The O2 CEO also hints that the relationship with these quad play brands presents the commercial potential of a bundling of services if the network felt it needed to offer them: ‘We know that some customers will choose to go quad play, which is why we are working with two parties that already have a presence in this space [Talk Talk and Sky], giving us the commercial possibility to bundle. We have never set a strategy based on what others do. There will be an increase in the number of customers taking bundled products in the UK but a huge number of people will still choose a standalone best-in-class product.’
Dunne points out that O2’s recent success in forming high-profile partnerships with MVNO firms is in part due to a lack of quad play presence: ‘We have a track record of delivering when it comes to MVNOs, Tesco Mobile is the largest and most successful MVNO in the market.

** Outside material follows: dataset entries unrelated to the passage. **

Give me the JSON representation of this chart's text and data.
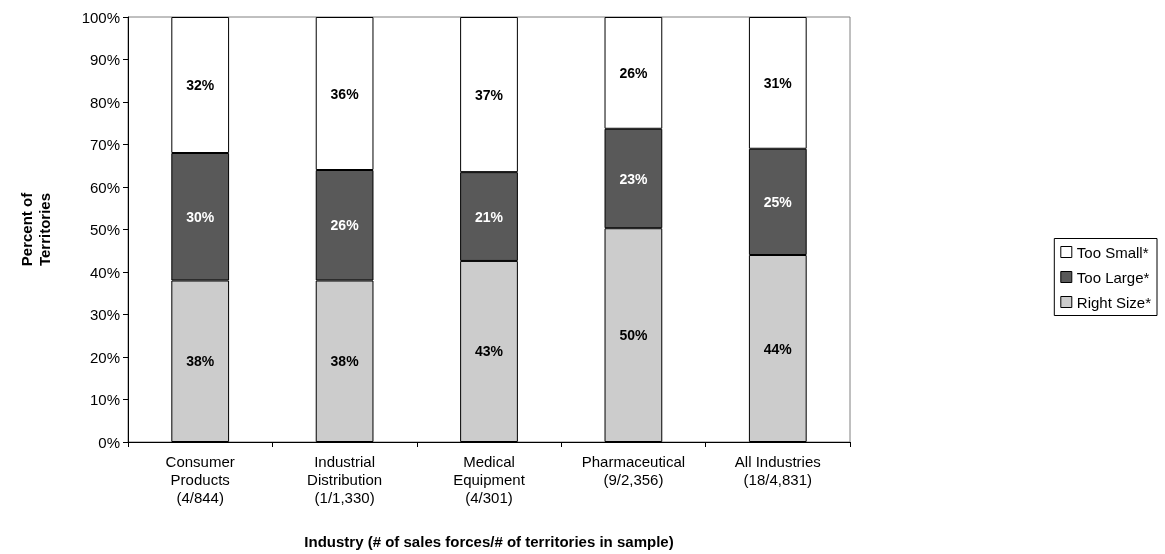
{
  "chart_data": {
    "type": "bar",
    "stacked": true,
    "categories": [
      "Consumer\nProducts\n(4/844)",
      "Industrial\nDistribution\n(1/1,330)",
      "Medical\nEquipment\n(4/301)",
      "Pharmaceutical\n(9/2,356)",
      "All Industries\n(18/4,831)"
    ],
    "series": [
      {
        "name": "Right Size*",
        "color": "#cccccc",
        "values": [
          38,
          38,
          42.6,
          50.3,
          44
        ],
        "value_labels": [
          "38%",
          "38%",
          "43%",
          "50%",
          "44%"
        ]
      },
      {
        "name": "Too Large*",
        "color": "#595959",
        "values": [
          30,
          26,
          20.9,
          23.4,
          25
        ],
        "value_labels": [
          "30%",
          "26%",
          "21%",
          "23%",
          "25%"
        ]
      },
      {
        "name": "Too Small*",
        "color": "#ffffff",
        "values": [
          32,
          36,
          36.5,
          26.3,
          31
        ],
        "value_labels": [
          "32%",
          "36%",
          "37%",
          "26%",
          "31%"
        ]
      }
    ],
    "ylabel": "Percent of\nTerritories",
    "xlabel": "Industry (# of sales forces/# of territories in sample)",
    "ylim": [
      0,
      100
    ],
    "yticks": [
      {
        "value": 0,
        "label": "0%"
      },
      {
        "value": 10,
        "label": "10%"
      },
      {
        "value": 20,
        "label": "20%"
      },
      {
        "value": 30,
        "label": "30%"
      },
      {
        "value": 40,
        "label": "40%"
      },
      {
        "value": 50,
        "label": "50%"
      },
      {
        "value": 60,
        "label": "60%"
      },
      {
        "value": 70,
        "label": "70%"
      },
      {
        "value": 80,
        "label": "80%"
      },
      {
        "value": 90,
        "label": "90%"
      },
      {
        "value": 100,
        "label": "100%"
      }
    ],
    "grid": false,
    "legend": "right"
  }
}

It’s about our ability to execute and quality of network, we have a pure mobile offering, which is of benefit to certain MVNOs. As the market rolls up and there are more multi play offerings, brands look at whether they want an agreement with a potential competitor.’
One area where O2 has also continued to steadily maintain its share is in the retail space. The operator picked up a handful of stores in the wake of the Phones 4u collapse and has maintained a single-minded approach to retail since it pulled out of the independent retailer in 2013. Dunne says that the network is continuing to evaluate the way in which its retail portfolio operates: ‘Our focus is on the in-store experience, and we’ve also expanded our range significantly. Towards the end of 2015 I believe we’ll see the expansion of the IOT space. This brings with it a range of possibilities that will help to engage people. We believe that the mobile phone will be the remote control for your life and so we are well placed with such developments.

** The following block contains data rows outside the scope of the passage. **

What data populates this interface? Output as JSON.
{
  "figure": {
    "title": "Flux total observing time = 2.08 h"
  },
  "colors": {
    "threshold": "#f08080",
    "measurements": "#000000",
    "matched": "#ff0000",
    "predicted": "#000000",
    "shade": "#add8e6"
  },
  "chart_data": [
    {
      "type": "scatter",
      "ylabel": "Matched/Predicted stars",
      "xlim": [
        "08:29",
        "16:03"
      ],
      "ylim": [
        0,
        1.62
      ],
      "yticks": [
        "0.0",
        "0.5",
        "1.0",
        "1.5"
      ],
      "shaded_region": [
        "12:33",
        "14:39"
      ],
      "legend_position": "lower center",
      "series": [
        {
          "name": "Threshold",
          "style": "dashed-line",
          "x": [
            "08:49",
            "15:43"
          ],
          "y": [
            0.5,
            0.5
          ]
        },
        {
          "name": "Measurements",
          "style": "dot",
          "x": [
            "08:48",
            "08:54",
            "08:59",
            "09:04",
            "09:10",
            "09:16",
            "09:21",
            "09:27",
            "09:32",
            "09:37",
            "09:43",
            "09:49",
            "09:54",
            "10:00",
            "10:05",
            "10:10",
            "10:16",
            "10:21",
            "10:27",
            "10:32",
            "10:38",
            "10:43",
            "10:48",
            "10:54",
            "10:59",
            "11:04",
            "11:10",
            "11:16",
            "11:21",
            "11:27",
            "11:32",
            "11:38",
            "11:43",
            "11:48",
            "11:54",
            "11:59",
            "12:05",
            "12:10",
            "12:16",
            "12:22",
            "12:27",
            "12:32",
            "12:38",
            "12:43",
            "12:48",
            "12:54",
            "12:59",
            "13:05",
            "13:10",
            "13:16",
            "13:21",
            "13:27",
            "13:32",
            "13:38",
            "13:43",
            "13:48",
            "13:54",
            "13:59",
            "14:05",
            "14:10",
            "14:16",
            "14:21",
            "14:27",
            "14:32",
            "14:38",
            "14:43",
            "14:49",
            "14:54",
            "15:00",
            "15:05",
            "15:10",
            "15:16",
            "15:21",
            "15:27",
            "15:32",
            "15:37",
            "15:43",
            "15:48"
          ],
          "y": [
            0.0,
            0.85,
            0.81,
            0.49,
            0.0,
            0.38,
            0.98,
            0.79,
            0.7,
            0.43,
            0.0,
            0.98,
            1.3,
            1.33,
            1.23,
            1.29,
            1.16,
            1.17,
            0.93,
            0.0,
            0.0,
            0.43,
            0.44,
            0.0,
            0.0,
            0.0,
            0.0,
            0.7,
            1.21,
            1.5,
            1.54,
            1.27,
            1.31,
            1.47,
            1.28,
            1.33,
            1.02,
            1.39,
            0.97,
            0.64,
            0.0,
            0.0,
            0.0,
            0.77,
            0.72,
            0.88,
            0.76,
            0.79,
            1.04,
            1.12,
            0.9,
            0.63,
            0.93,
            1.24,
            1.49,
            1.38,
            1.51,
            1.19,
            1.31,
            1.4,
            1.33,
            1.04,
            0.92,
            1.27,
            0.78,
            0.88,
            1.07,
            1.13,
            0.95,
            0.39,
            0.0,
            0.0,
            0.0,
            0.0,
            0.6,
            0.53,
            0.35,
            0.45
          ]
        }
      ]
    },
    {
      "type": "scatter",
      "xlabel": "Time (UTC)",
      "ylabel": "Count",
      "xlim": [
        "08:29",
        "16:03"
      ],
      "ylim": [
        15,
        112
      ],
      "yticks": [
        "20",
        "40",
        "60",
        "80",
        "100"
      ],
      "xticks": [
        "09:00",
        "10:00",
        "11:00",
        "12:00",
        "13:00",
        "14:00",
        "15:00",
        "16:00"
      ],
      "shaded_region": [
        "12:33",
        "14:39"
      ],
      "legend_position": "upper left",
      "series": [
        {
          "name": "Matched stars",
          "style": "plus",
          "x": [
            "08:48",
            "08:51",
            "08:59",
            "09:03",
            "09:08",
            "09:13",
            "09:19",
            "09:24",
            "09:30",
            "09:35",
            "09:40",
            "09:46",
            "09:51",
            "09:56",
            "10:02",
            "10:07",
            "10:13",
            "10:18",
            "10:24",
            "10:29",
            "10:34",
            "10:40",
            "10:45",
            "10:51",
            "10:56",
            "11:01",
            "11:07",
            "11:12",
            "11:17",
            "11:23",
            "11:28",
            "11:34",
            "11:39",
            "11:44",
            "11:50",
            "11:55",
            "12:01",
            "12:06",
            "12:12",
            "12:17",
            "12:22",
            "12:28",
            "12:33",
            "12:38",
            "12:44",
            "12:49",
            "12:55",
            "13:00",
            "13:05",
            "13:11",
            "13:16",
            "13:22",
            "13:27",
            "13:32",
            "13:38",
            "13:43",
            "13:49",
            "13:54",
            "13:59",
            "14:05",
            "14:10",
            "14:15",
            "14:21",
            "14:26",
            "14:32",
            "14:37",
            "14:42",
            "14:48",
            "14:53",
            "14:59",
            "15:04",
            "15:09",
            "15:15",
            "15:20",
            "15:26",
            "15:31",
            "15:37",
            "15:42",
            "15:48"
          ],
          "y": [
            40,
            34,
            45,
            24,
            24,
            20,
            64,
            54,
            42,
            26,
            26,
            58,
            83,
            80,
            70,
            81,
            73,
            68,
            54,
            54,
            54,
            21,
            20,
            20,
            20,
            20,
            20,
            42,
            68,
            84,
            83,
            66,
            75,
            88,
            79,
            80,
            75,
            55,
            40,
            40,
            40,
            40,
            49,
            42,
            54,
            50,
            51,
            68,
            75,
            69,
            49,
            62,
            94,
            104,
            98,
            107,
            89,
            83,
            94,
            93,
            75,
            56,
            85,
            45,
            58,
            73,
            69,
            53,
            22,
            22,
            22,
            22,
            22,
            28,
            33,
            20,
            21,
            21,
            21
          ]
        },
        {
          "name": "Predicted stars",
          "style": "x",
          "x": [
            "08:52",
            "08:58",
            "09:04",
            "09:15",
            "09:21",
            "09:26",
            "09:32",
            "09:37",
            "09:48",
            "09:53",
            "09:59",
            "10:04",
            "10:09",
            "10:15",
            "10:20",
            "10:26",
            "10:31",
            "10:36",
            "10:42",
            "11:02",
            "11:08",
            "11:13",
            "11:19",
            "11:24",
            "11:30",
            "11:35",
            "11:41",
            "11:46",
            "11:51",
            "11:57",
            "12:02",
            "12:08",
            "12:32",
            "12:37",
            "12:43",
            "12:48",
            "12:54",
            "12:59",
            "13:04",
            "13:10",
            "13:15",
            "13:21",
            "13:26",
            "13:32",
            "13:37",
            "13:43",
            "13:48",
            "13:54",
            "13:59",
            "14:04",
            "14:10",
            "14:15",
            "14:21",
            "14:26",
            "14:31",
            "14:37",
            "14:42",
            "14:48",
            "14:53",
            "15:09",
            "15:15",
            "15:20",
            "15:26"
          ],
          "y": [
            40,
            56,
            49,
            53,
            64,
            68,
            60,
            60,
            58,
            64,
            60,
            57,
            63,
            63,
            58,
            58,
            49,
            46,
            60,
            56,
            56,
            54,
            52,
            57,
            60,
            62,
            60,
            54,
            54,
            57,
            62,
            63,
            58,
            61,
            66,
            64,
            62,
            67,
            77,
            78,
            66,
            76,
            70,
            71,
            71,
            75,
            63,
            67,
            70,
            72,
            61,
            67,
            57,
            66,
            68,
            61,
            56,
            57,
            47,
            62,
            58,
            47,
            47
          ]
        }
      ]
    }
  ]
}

‘We did 15 times the number of wearables we did last year and the market will definitely get bigger. Apple will kick it on with the launch of the Apple Watch. With these new products people definitely want to experience it.’

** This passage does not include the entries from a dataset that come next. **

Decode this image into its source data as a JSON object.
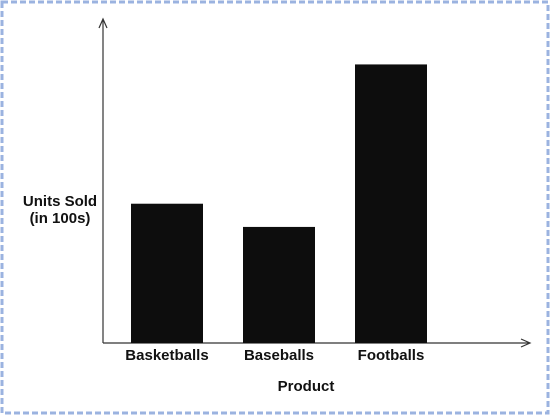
{
  "chart_data": {
    "type": "bar",
    "y_label": [
      "Units Sold",
      "(in 100s)"
    ],
    "x_label": "Product",
    "categories": [
      "Basketballs",
      "Baseballs",
      "Footballs"
    ],
    "values": [
      6,
      5,
      12
    ],
    "color": "#0d0d0d",
    "ylim": [
      0,
      14
    ]
  }
}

Addressing the slowdown in the smartphone market, Dunne says that the operator is looking at new ways to interest the consumer: ‘I think that Q1 is shaping up in a similar way to last year. We are seeing a breaking out of typical behaviours; the cycle by which people upgrade their phones is longer but we’re finding that people might be upgrading other devices instead – tablets with a cellular connection for example, or wearables. We are using our Refresh programme to offer a range of products now beyond smartphones.’